There are reports of unprecedented civil disorder in Uzbekistan, where several thousand people have taken to the streets in the city of Kokand.
By Monica Whitlock
BBC correspondent in Tashkent
Eyewitnesses said that protesters threw stones and torched police cars after the government brought in new restrictions on trade.
Thousands filled the main bazaar, shouting angrily against the new laws.
The Uzbek government rules with an iron grip, but ordinary Uzbeks are increasingly challenging its authority.
Protesters set two police cars on fire and stoned the tax office nearby, smashing the windows.
One eyewitness reported that the city's mayor climbed on a market stall to address the crowd but he was drowned out by furious protesters.
A column of marchers then set off towards the government office in the city centre.

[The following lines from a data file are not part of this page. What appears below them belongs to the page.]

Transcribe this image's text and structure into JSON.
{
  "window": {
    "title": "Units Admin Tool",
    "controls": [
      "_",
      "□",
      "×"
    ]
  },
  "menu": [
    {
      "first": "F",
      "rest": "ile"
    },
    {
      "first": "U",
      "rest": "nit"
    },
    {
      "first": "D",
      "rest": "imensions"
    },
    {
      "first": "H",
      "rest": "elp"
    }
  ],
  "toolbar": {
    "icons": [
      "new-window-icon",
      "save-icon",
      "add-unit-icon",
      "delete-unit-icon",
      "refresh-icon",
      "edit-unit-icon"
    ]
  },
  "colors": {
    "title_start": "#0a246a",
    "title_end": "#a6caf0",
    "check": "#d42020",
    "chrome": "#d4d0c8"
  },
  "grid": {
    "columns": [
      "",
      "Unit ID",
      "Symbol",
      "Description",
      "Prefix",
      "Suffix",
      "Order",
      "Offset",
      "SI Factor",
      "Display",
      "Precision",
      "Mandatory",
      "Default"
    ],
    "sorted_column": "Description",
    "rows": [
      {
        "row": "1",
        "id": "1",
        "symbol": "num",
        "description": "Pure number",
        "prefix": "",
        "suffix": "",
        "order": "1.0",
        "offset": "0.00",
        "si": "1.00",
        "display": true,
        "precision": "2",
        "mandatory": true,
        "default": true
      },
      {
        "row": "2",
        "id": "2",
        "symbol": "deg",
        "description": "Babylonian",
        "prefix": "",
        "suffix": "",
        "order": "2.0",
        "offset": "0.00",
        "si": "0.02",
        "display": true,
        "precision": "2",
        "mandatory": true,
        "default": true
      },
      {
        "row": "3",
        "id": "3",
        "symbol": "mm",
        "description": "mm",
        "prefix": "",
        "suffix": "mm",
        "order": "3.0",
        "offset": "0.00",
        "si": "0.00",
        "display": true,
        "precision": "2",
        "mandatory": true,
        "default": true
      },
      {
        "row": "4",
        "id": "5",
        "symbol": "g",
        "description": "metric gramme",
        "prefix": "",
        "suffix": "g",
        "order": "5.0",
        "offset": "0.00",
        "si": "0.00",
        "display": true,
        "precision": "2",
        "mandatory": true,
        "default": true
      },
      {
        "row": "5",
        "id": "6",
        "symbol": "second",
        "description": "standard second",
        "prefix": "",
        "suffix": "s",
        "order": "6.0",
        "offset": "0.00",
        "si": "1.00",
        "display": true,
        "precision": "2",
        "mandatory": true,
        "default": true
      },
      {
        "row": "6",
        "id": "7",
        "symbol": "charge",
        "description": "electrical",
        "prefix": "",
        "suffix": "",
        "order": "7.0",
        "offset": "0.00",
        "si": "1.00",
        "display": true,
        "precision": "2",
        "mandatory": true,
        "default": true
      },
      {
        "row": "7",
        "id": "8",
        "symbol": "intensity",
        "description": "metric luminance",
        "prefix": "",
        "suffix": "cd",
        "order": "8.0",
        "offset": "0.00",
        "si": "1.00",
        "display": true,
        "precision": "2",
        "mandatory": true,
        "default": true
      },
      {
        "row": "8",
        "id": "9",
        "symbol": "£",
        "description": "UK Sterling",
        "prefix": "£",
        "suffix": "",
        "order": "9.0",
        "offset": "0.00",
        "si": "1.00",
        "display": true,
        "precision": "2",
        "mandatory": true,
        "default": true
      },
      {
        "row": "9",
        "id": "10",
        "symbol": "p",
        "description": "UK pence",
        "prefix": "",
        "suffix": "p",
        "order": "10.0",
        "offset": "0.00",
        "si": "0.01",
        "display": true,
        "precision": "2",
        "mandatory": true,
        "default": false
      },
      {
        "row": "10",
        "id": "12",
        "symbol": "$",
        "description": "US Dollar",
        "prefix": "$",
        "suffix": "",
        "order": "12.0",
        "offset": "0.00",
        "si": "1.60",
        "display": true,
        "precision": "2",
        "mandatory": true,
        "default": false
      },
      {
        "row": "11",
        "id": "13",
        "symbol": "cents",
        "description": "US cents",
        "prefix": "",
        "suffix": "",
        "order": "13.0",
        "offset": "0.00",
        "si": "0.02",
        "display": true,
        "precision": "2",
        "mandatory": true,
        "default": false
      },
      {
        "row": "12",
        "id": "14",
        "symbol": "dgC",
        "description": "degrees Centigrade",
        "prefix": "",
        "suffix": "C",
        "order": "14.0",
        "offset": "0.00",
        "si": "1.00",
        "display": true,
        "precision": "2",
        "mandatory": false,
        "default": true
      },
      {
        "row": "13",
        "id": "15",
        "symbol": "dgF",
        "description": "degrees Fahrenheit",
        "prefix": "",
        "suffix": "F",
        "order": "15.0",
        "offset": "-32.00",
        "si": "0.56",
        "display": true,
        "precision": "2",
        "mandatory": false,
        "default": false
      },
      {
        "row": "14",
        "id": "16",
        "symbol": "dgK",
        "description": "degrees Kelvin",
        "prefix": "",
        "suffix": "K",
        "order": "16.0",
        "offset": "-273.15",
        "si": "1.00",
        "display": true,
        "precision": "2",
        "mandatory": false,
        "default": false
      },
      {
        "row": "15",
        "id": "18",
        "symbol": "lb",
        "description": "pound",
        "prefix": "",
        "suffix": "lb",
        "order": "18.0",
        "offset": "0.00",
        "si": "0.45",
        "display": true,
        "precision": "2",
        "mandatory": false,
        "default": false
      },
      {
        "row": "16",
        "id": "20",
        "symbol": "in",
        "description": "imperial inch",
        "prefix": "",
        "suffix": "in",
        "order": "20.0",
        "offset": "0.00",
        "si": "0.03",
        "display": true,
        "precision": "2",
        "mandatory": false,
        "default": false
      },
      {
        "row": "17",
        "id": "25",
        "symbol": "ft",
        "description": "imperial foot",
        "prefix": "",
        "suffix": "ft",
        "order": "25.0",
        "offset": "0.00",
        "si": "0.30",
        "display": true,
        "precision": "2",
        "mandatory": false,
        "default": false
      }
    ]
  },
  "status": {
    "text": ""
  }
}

Local police confirmed that a large protest was going on. They said their officers were standing by to contain the situation and had not been armed.
The demonstration was sparked by a law that puts new restrictions on trade, already very difficult in Uzbekistan.
From now on it will be illegal for traders to use intermediaries. If traders buy goods abroad, they must sell them personally without going through any other retailer. Each trader must also have a special government licence.
The authorities say these measures will keep prices down, but people here say tens of thousands of businesses will collapse.
It is very hard to judge the numbers involved in the Kokand protest.
Early reports spoke of as many as 20,000, but the hard core seems more likely to be 2-3,000.
Even a conservative figure means this protest is far bigger than any seen in Uzbekistan in recent years.